夜幕降臨,十方塢后院有著荒蕪的一片空地,再往外就是深不見底的深淵,天塹一般,云煙環繞,空無一人。
黑暗中俶爾跳起的火苗燃動了一方夜色,紅色的火舌舔舐著暗黃的紙張,做成元寶、紙錢的形狀,方知姌一身白斗篷,跪坐在地上,望著火苗跳動,眼中情緒翻滾不清。
她輸的太徹底了,無論是位置還是親人,現在她身邊一個能陪著她的人都不復存在,綺芳因為牽連過大,連個下葬的體面都不曾享受,拿草席卷了不知扔去了何地。
方知姌茫然地想,到底是對手太過殘忍,太過于老謀深算,還是自己就是根本撐不起武林盟主的重任,才導致父親名聲破損,綺芳尸骨無存。
她其實本來就很少有安全感,年少時一向在意武林盟主的父親甚少陪伴她,久而久之就導致了她如今的性格,剛愎自用,又驕傲跋扈。
她其實只是怕自己護不住自己想護的東西而已啊……這也成了一種錯誤么。
白衣的姑娘淚水顆顆順著下顎垂下來,泣不成聲,她單手捂住嘴,把那些哽咽的聲音吞下去,突然,有腳步聲傳進她的耳朵,她一怔,順手抄起身邊的念晚劍,帶淚的臉上滿是兇狠的表情。
“喲,這么難過的么?”來人踢了踢腳上沾染的灰,“知道怎么輸的么?”
燈火突兀的爆了一聲,本來昏昏欲睡的石音愣是驚醒過來,眼中迷茫了一會兒,掐著睛明穴坐直,“我睡著了?”
云楚璧依舊是安安心心下棋的模樣,“嗯”了一聲,“怕是春季快到了,春困吧?要不你早些回去休息。
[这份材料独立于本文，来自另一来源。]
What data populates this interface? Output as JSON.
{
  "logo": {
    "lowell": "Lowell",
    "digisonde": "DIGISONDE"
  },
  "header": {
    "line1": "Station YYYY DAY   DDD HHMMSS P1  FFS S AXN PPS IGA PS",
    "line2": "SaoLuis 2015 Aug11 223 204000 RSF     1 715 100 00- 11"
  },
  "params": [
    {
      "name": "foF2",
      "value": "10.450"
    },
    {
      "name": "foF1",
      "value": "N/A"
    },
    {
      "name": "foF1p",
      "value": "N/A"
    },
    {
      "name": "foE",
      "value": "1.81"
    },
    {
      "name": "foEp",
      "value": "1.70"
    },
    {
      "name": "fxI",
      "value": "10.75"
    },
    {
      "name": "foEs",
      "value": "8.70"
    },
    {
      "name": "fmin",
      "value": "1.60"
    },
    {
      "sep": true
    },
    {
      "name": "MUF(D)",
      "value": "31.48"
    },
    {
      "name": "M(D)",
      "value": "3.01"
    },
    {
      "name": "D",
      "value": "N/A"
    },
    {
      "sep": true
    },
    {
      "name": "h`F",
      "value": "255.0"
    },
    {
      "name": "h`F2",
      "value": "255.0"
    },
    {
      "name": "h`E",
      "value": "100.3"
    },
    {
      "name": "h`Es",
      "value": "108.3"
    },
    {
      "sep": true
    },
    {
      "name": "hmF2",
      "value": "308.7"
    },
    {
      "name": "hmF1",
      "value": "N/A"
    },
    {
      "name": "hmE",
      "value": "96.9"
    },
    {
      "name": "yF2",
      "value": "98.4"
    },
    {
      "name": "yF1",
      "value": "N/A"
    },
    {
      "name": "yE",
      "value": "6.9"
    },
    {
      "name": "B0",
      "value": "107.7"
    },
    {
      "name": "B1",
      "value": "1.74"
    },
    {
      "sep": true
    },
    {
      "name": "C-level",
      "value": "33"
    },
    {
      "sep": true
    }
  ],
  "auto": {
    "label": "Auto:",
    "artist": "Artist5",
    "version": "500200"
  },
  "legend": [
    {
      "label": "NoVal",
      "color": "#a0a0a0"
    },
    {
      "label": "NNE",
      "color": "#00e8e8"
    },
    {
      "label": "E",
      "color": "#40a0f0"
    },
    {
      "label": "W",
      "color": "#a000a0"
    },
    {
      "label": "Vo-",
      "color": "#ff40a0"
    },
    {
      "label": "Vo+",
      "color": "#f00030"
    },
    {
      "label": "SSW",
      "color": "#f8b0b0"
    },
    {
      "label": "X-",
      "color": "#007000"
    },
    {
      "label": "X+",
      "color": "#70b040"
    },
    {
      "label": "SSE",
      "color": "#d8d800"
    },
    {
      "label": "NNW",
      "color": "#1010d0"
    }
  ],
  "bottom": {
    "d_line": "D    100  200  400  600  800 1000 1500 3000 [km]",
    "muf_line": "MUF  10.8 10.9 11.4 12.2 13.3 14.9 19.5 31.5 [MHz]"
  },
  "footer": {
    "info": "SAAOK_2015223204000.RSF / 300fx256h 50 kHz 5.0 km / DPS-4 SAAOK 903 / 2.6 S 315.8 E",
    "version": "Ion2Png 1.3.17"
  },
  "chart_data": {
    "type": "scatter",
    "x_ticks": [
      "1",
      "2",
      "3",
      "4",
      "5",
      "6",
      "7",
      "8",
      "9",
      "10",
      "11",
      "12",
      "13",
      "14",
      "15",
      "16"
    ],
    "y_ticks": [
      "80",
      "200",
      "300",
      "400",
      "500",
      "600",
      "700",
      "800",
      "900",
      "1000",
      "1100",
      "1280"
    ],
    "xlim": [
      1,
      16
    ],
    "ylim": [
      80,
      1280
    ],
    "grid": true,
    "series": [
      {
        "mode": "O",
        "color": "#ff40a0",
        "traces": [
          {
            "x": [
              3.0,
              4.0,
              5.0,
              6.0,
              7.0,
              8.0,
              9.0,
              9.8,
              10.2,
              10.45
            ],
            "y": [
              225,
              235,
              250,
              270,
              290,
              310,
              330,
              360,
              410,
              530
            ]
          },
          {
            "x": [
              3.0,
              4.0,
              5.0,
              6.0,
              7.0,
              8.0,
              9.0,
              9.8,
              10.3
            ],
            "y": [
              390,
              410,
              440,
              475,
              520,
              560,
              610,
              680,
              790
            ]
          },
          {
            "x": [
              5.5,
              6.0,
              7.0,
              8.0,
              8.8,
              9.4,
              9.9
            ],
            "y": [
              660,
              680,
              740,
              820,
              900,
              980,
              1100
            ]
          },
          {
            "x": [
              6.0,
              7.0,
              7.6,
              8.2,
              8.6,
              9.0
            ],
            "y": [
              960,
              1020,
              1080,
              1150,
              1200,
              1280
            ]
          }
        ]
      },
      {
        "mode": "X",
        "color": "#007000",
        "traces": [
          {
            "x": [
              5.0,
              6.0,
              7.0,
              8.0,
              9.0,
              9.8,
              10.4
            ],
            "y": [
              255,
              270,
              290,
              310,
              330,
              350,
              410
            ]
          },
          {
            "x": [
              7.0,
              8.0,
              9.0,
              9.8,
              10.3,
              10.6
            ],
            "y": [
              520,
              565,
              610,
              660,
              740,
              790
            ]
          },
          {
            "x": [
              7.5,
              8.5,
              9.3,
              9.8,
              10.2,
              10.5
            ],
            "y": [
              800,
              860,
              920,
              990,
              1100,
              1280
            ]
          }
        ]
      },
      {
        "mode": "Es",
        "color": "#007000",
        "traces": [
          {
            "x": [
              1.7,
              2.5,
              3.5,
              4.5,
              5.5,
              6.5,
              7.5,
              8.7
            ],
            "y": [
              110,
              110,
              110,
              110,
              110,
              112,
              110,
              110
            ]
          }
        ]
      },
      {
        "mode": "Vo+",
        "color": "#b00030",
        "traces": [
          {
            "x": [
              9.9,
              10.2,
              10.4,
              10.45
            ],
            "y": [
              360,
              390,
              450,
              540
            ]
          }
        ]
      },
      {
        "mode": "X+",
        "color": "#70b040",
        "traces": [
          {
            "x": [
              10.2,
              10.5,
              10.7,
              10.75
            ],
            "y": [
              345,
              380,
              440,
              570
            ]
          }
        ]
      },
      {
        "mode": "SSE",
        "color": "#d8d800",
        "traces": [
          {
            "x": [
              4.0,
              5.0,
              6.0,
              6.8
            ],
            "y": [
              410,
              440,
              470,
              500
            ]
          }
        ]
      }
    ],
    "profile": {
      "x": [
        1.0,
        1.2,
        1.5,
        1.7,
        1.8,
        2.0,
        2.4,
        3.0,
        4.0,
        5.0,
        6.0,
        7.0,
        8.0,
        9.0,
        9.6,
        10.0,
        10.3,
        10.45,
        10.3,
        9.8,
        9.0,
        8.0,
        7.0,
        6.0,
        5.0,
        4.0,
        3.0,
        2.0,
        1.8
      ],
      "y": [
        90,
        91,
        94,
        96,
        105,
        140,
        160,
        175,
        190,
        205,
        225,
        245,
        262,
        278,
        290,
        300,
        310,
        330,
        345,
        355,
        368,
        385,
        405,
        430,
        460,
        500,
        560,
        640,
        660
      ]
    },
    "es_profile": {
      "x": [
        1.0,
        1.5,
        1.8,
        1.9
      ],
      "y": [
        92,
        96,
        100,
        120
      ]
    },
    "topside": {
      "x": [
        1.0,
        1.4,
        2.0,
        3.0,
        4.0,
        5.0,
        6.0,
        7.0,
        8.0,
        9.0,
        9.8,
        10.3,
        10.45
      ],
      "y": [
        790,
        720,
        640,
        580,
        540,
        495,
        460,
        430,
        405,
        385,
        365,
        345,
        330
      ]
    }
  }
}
”
石音說是有些事情找云楚璧,看他這幾天沉迷于博弈之道一直不好意思打擾,就讓他先下完這一盤,云楚璧也便從善如流聽了她的,是以等的久了,加上屋內炭火燒的旺,就這么睡著了。
“你想說什么?”云楚璧給她端了杯茶水,“要是醒醒神的話就現在喝,若是想睡了就趁著現在困意還沒消退趕緊去吧。”
石音接過來一口灌下,“別,萬一我忘了要說什么可怎么辦?”她拍拍臉,“你真的覺得此事已了?”
云楚璧不解,“什么此事?”
“生死契,”石音指尖敲打在桌子上,一聲一聲響,“我不大覺得綺芳真的是生死契簽訂人,她說的理由也很牽強,就算舒筠奕再怎么心善,也不可能做顆粒無收的買賣。”
“那你怎么想?”云楚璧撫了撫下巴,“生死契還存放在正廳,去看看?”
石音站起身,攏了攏衣袍,“我自己去吧,這么晚了兩個人一起太點眼了,再者你身體還沒好透,夜寒風露重,你就別出去奔波了。”
云楚璧端端正正坐好,“那你萬事小心,我這有一枚信號彈,若有什么不測,立刻發消息我馬上就到。”
石音點點頭道,“好。”
月行云影中的時候,石音打著風燈從云楚璧屋中出去,正是方知姌整理好綺芳的遺物出去的時候,當她在后山悄無聲息燃燒那些紙錢的時分,石音一人換了身夜行衣,躡手躡腳來到正廳。
作為這樣一個背叛武林正道的標識,生死契放在誰的屋子里都不穩妥,集齊眾意,還是決定先放在前廳,等待七日后在綺芳頭七那日撕扯干凈,也算是此事正式了結。
石音輕輕翻開盒子,黑暗中朱紅色的兇獸張牙舞爪看著她,配上周遭陰森森的環境,處處都有一股不祥的氣息籠罩。
夜晚風露寒涼,空氣卻是一等一的好,石音小心翼翼拿起來,對著月光反反復復看,并沒有什么蛛絲馬跡可供尋找。
大概還是多心了吧?石音皺眉不解的想著,雖然綺芳認罪快死的也快,但是越快越讓人內心不安,總覺得事情太過順利就會被掩蓋掉什么不可忽略的真相,但或許就是如此,本來就沒有什么好掩蓋的。